- Starring: Jinx Falkenburg Tex McCrary
- Country of origin: United States

Production
- Running time: 15 minutes

Original release
- Network: NBC Television
- Release: January 5 – April 13, 1947

= Bristol-Myers Tele-Varieties =

Bristol-Myers Tele-Varieties is a TV series which was initially broadcast locally on New York's WNBT (now WNBC) beginning in December 1946. It then began running on the NBC Television Network on January 5, 1947, on Sunday evenings from 8:15 to 8:30 p.m. Eastern Time. It replaced Geographically Speaking, which had also been sponsored by Bristol-Myers. The show tried different formats during its run, the most successful arguably being when the show was hosted by the wife-and-husband team of Jinx Falkenburg and Tex McCrary beginning in March 1947. This version was an adaptation of their popular Hi Jinx radio program, and included interviews with celebrities. In March 1947 it was moved to 8 to 8:15 p.m. E. T. on Sundays, and it ended on April 13, 1947.
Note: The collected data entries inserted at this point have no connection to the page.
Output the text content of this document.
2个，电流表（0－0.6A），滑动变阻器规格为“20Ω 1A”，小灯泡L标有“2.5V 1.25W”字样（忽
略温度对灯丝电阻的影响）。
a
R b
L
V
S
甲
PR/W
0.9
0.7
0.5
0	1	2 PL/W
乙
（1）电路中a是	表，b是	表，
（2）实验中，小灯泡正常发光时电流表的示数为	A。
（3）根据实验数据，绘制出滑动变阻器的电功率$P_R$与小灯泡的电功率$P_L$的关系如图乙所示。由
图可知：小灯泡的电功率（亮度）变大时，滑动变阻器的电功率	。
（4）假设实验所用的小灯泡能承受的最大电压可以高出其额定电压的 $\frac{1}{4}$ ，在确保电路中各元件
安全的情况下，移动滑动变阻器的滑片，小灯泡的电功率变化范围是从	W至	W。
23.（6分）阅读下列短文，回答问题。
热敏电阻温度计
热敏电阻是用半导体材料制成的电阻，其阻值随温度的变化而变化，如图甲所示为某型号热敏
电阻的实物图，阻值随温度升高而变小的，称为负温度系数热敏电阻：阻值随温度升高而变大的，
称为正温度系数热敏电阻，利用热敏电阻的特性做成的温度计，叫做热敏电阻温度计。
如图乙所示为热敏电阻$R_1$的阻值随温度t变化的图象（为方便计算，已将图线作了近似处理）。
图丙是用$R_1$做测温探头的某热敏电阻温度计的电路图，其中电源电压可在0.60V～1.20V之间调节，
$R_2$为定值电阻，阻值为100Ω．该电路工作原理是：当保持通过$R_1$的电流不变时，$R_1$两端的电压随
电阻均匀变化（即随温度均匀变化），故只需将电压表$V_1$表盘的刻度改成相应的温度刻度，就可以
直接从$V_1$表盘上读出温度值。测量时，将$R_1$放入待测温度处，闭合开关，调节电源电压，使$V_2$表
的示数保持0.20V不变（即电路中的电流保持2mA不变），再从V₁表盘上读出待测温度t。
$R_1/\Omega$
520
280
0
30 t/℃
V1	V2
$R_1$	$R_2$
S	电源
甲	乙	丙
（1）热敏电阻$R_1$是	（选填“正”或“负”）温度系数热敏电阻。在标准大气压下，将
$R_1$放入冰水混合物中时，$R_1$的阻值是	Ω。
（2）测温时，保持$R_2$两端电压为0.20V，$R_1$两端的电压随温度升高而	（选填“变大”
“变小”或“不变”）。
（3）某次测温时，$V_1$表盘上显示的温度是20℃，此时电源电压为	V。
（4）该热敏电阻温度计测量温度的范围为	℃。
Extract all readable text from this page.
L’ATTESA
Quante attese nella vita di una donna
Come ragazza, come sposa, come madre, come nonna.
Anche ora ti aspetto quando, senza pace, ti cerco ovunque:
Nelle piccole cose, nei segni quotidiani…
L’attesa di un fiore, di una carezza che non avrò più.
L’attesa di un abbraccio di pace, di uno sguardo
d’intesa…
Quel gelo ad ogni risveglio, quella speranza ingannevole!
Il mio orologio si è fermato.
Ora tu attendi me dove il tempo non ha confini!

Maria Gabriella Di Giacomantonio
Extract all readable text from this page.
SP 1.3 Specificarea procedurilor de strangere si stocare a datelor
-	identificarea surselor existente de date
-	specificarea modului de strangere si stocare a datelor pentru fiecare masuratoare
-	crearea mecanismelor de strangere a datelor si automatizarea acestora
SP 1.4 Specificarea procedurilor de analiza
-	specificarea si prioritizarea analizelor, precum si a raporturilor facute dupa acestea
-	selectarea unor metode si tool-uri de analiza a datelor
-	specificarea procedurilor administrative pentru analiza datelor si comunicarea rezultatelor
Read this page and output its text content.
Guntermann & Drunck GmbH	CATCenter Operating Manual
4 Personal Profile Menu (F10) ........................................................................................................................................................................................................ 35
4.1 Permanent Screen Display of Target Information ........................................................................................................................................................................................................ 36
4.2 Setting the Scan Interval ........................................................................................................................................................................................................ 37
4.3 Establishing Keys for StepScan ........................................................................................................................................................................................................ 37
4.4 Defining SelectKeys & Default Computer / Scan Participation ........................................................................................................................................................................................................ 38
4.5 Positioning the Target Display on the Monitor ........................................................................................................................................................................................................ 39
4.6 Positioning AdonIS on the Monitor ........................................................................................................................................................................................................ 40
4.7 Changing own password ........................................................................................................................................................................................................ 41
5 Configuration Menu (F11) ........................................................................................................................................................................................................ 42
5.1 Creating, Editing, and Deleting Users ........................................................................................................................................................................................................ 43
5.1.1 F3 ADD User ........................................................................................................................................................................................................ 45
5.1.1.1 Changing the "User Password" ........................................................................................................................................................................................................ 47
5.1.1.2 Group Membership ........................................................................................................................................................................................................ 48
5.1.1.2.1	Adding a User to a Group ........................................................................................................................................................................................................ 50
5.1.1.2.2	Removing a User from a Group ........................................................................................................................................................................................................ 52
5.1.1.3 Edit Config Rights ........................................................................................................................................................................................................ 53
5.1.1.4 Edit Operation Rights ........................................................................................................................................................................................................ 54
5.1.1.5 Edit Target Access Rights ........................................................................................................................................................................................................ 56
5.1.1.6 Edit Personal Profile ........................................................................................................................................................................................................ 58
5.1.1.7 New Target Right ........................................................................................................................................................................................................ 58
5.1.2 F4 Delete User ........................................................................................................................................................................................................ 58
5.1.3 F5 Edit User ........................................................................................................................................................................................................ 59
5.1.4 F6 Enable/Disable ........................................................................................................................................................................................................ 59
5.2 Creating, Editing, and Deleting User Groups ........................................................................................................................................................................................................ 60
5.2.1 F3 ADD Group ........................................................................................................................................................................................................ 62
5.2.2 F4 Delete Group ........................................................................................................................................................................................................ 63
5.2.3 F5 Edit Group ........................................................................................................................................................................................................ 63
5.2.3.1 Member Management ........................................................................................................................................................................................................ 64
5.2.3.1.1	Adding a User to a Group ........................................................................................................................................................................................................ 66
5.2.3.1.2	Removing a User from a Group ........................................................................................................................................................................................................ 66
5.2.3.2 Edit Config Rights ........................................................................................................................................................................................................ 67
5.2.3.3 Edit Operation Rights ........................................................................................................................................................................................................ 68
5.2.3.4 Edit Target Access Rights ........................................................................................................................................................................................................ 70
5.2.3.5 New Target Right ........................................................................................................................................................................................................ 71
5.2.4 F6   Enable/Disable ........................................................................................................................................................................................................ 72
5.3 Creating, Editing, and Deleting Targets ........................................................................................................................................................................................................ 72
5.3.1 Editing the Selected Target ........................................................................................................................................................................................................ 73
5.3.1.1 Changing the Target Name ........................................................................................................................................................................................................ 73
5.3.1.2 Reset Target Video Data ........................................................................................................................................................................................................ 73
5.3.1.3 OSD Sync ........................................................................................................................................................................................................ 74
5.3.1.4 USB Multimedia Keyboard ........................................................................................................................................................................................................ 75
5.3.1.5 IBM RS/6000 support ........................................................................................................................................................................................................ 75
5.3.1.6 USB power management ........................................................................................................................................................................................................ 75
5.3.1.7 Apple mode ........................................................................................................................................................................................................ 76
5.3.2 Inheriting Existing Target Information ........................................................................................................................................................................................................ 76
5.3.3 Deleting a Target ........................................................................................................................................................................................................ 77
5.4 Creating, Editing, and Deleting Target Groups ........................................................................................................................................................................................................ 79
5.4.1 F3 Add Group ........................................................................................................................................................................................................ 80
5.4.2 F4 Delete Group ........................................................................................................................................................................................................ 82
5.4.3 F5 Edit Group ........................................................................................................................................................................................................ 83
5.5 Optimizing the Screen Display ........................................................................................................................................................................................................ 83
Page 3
Wes McKee was the producer, and Roger Muir was the director.

==Critical response==
The review in the trade publication Variety for the show's premiere as a local variety show was highly negative, stating that "Gags are corny to the extreme, continuity is lacking and the commercial is the kind to make viewers squirm in distaste".

The review in Variety upon the introduction of Jinx Falkenburg and Tex McCrary as hosts was much more positive. It complimented the couple's chatter, photogenic qualities, and stage presence. It also praised the integration of the Ipana commercial into the episode and noted the good work of the producer and director.